Tollef Gunderson Fladeland (January 9, 1829 – October 27, 1904), sometimes abbreviated as T.G. Fladeland or T.J. Fladeland, was a Norwegian American merchant, lawyer, soldier, and politician who assisted in the early settlement of Rushford, Minnesota. During his political career Fladeland served as single term in the Minnesota House of Representatives from December 2, 1857, to December 6, 1859, he later served as the Register of Deeds of Fillmore County, Minnesota. Fladeland ran an unsuccessful campaign for the office of Minnesota Secretary of State during the 1869 Minnesota Secretary of State election where he ultimately lost to Swedish-American politician Hans Mattson.

== Early life and career ==
Fladeland was born on January 9, 1829, in Kviteseid, Norway. Some sources sometimes mistranslate Tollef's name as Thorbjoren. In 1843 Fladeland emigrated to the United States and settled in Dane County, Wisconsin at the Koshkonong Settlement near Lake Koshkonong. Fladeland would work in Hannibal, Missouri and Cleveland, Ohio as a merchant before moving to New York City where he worked as an immigration agent for Ole Bull, a Norwegian musician and the founder of Oleona, Pennsylvania, a Norwegian utopian colony. Fladeland eventually moved to Minnesota Territory in 1856 where he helped establish the city of Rushford, Minnesota. Fladeland was one of several merchants in Rushford where he establish a small dry goods store.

=== Political career ===
Fladeland began his political career in 1857 when he ran for a seat in the Minnesota House of Representatives as a representative of Fillmore County. Fladeland won the election on October 13, 1857, and served a single term in the Minnesota House from December 2, 1857, to December 6, 1859. Fillmore County at the time was part of Minnesota's 9th Senate district which was represented by Samuel Hull and John R. Jones in the Minnesota Senate while Fladeland, Theodore Jackson Eames, Isaac DeCow, Major J. Foster, Henry Kibler, and James M. Graham represented the 9th District in the Minnesota House.

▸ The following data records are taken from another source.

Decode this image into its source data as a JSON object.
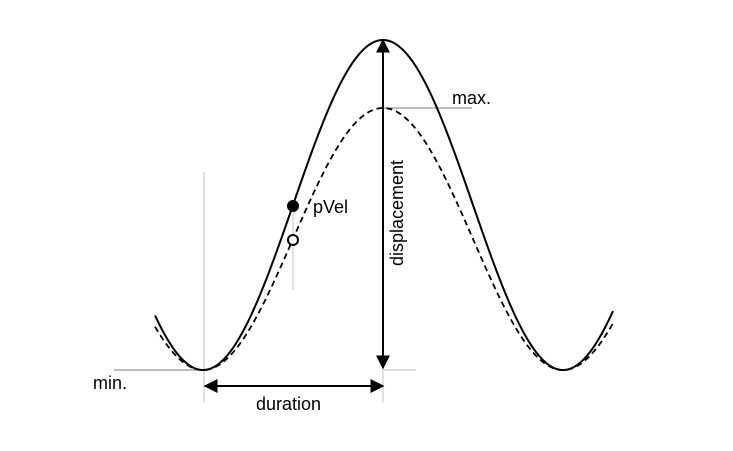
{
  "labels": {
    "max": "max.",
    "min": "min.",
    "pvel": "pVel",
    "displacement": "displacement",
    "duration": "duration"
  },
  "curves": {
    "solid": "reference-movement",
    "dashed": "comparison-movement"
  },
  "colors": {
    "stroke": "#000000",
    "guide": "#bdbdbd",
    "background": "#ffffff"
  }
}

Beginning in 1869 Fladeland ran as a Democrat in the 1869 Minnesota Secretary of State election and won 44.10% of the vote or 24,188 votes. Fladeland ultimately lost to Republican candidate Hans Mattson. Following his political campaigning Fladeland served as the Register of Deeds of Fillmore County from 1872 to 1879.

=== Military service ===
During the American Civil War Fladeland served in the 7th Minnesota Infantry Regiment as a Private.

== Later life ==
Following his political career Fladeland moved to Fargo, North Dakota where he opened a land settlement office for Norwegian emigrants. Fladeland died on October 27, 1904 in Jamestown, North Dakota.